On 23.11.2024 at 23:12 (CET), our network experienced a sophisticated attack directly targeting our edge routing infrastructure. Due to the complexity of the attack, initial debugging efforts mistakenly concluded that we were dealing with a severe hardware failure within our edge routing equipment and that redundancy mechanisms were not functioning as expected. After manually triggering failovers to standby hardware in an attempt to rule out defective components without success, we intentionally disconnected our network from the internet to isolate and restore components one by one. This approach proved effective, with services beginning to recover at 23:41. IPv6 connectivity was restored quickly, while the last IPv4 prefixes came back online at 23:55. Unfortunately, the attackers quickly adjusted their methods, temporarily bypassing the newly implemented filters. As a result, another brief IPv4 outage occurred between 00:22 and 00:35, while IPv6 connectivity remained stable since the first fix was implemented.

Since the incident occurred six hours ago, our team has been working through the night in collaboration with our upstream providers to implement permanent fixes against these new attack vectors. Although the network has faced further attacks in the meantime, it has remained stable, as our solutions have proven effective. Nevertheless, we remain on high alert over the coming hours and days to respond swiftly to any potential new attack patterns.

This incident marks the first outage of our entire edge routing infrastructure, impacting every single dataforest customer, including IP transit services across all datacenters, since the launch of AS58212 nearly five years ago. Such an outage falls far short of the standards we set for ourselves, and we deeply apologize for the disruption caused to our customers. It is particularly frustrating that this attack succeeded despite our daily efforts to mitigate hundreds of similar attacks unnoticed. In this case, the attack managed to overwhelm our routers due to insufficient filtering against this unprecedented level of complexity. While the malicious traffic should not have been forwarded by our upstreams at all, we must admit that we should have covered this rare but possible scenario on our own just for extra safety and we are sorry for this mistake.

Please note that this incident was purely a reachability issue. There was no power outage, no hacking attempt, and no data breach.

Posted Nov 24, 2024 - 05:28 CET

Resolved
This incident has been resolved.
Posted Nov 24, 2024 - 05:24 CET
Monitoring
Another fix has been implemented a few minutes ago and operation is stable since then. We are working on a permanent solution to avoid further outages. If any occur, we will report here.
Posted Nov 24, 2024 - 00:42 CET
Identified
We currently see another outage and work on a fix.
Posted Nov 24, 2024 - 00:26 CET
Monitoring
We have implemented a fix.

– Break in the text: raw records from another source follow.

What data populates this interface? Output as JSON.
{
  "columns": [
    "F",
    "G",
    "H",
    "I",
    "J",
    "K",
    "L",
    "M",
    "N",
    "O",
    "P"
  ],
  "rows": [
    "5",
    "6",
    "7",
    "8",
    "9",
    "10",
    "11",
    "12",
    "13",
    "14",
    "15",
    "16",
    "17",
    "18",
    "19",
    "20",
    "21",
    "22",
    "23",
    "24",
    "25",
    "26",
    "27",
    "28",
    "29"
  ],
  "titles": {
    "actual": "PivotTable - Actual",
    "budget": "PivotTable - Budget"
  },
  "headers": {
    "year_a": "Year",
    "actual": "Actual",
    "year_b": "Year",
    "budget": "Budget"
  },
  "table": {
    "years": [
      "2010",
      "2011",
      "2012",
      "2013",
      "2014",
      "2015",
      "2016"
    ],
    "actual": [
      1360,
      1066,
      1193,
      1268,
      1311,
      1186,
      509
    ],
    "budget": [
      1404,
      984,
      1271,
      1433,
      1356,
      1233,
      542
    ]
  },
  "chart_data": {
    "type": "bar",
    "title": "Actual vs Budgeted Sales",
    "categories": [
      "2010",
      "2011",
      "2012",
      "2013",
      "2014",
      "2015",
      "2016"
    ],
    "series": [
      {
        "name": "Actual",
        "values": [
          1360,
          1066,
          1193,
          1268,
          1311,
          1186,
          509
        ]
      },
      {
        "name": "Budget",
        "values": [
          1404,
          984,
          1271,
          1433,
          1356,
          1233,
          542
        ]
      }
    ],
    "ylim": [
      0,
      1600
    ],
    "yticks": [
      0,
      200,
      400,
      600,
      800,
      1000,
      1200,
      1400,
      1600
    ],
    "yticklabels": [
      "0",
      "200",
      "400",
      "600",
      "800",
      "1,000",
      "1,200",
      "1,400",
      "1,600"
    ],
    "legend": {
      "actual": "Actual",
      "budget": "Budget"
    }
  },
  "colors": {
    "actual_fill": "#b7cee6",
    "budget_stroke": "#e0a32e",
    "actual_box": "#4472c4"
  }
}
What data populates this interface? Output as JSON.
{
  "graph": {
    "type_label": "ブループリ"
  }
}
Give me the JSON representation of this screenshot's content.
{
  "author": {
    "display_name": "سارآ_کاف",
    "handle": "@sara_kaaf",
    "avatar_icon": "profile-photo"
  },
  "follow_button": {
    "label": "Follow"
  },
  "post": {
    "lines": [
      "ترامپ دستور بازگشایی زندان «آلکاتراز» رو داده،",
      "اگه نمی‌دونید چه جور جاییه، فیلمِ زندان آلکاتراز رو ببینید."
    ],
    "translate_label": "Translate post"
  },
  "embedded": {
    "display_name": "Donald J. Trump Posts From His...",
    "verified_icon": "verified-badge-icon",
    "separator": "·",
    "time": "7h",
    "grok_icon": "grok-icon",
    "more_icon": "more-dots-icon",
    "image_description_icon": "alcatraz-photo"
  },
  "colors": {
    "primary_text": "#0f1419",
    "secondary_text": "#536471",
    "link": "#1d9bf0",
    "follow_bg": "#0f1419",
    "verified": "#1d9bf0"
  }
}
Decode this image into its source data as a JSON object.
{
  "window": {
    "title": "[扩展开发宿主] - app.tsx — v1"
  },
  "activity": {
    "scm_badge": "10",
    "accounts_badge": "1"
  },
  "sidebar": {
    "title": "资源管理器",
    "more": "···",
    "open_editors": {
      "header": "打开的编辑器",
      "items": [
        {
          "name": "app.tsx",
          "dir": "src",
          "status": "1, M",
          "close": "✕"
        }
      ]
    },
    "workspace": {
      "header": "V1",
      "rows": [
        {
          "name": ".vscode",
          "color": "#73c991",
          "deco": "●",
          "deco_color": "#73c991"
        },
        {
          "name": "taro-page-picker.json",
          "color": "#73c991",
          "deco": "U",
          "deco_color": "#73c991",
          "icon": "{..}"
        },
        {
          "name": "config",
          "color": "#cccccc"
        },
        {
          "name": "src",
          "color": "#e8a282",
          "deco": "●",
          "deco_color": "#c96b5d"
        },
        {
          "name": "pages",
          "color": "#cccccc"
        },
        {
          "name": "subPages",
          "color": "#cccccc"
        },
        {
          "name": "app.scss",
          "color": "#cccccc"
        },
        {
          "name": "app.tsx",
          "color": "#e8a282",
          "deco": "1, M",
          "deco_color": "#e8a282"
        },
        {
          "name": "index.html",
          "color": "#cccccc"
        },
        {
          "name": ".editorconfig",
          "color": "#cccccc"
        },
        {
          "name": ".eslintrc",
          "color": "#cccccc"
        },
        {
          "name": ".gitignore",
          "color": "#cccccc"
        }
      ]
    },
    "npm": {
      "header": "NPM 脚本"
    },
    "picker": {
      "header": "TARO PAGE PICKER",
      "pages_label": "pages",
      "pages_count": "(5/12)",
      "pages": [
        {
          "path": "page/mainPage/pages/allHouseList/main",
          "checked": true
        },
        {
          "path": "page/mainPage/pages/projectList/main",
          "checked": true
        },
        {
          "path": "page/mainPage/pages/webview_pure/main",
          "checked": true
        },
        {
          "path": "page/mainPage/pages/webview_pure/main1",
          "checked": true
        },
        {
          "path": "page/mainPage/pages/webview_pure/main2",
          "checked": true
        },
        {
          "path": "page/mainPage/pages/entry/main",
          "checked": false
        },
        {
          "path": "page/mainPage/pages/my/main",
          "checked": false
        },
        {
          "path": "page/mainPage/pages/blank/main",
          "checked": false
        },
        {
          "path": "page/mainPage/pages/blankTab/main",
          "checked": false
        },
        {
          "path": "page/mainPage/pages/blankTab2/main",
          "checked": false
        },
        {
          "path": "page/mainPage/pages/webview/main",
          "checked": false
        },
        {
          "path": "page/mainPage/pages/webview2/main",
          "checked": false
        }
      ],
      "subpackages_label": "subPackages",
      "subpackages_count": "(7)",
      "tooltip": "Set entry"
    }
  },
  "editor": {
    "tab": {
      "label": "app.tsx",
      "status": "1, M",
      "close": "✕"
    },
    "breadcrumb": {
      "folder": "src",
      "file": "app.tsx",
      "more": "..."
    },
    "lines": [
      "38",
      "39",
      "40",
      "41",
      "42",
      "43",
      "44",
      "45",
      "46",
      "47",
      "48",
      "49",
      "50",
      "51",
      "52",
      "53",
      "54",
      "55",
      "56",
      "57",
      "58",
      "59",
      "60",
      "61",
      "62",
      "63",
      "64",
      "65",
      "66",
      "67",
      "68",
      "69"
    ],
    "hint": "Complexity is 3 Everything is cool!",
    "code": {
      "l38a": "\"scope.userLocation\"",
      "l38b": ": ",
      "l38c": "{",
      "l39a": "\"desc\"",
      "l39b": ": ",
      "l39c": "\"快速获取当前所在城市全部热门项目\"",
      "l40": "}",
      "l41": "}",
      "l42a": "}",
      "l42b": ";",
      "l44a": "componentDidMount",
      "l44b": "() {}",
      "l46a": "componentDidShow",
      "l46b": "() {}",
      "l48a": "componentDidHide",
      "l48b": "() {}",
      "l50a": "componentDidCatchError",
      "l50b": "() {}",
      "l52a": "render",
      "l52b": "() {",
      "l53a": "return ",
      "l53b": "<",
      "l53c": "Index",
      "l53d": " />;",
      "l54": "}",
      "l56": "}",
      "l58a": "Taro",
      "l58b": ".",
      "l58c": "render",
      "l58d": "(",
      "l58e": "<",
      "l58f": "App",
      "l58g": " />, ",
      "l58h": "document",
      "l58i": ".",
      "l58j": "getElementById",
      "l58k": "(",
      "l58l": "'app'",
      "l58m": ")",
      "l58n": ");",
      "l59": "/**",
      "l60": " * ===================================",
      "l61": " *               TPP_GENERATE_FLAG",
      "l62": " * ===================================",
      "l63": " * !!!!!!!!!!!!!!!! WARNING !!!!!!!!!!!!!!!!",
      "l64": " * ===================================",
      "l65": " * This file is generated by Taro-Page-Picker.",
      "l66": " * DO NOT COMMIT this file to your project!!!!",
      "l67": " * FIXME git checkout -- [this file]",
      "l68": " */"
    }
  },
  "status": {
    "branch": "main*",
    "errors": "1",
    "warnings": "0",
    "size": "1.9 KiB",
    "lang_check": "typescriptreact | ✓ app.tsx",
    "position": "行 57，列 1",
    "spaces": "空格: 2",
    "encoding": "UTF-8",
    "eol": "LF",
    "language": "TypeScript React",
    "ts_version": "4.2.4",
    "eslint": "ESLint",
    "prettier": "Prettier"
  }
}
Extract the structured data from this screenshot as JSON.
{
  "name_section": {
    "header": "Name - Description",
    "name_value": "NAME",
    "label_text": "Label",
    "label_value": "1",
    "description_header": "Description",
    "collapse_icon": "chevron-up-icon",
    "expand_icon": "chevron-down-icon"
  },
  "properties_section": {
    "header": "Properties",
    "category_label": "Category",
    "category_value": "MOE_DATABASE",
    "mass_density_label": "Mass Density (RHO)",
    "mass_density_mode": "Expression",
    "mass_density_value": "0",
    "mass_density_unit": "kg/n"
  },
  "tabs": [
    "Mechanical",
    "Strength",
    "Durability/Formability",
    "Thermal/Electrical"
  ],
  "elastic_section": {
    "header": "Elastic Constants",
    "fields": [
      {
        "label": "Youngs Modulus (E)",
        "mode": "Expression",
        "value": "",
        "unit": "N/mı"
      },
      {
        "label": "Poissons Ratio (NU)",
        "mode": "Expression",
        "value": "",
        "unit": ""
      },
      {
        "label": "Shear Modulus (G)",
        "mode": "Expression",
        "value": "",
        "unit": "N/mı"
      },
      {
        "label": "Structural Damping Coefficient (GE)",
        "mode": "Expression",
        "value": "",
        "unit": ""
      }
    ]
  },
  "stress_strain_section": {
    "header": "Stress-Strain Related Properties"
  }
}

Network is stable for about five minutes now, IPv6 was not affected as much as IPv4 and remained available during the issue most of the time while IPv4 was affected heaviliy, leading to a major outage for a longer period of time. A post-mortem will follow tomorrow. Please rest assured we are 24/7 monitoring the status of our edge routing devices and will take action immediately if needed.
Posted Nov 24, 2024 - 00:05 CET
Identified
We identified the issue and work on a solution.
Posted Nov 23, 2024 - 23:56 CET
Investigating
We currently experience a major outage of our edge routing and are investigating the situation.
Posted Nov 23, 2024 - 23:18 CET
This incident affected: Interxion FRA8 (Edge Network).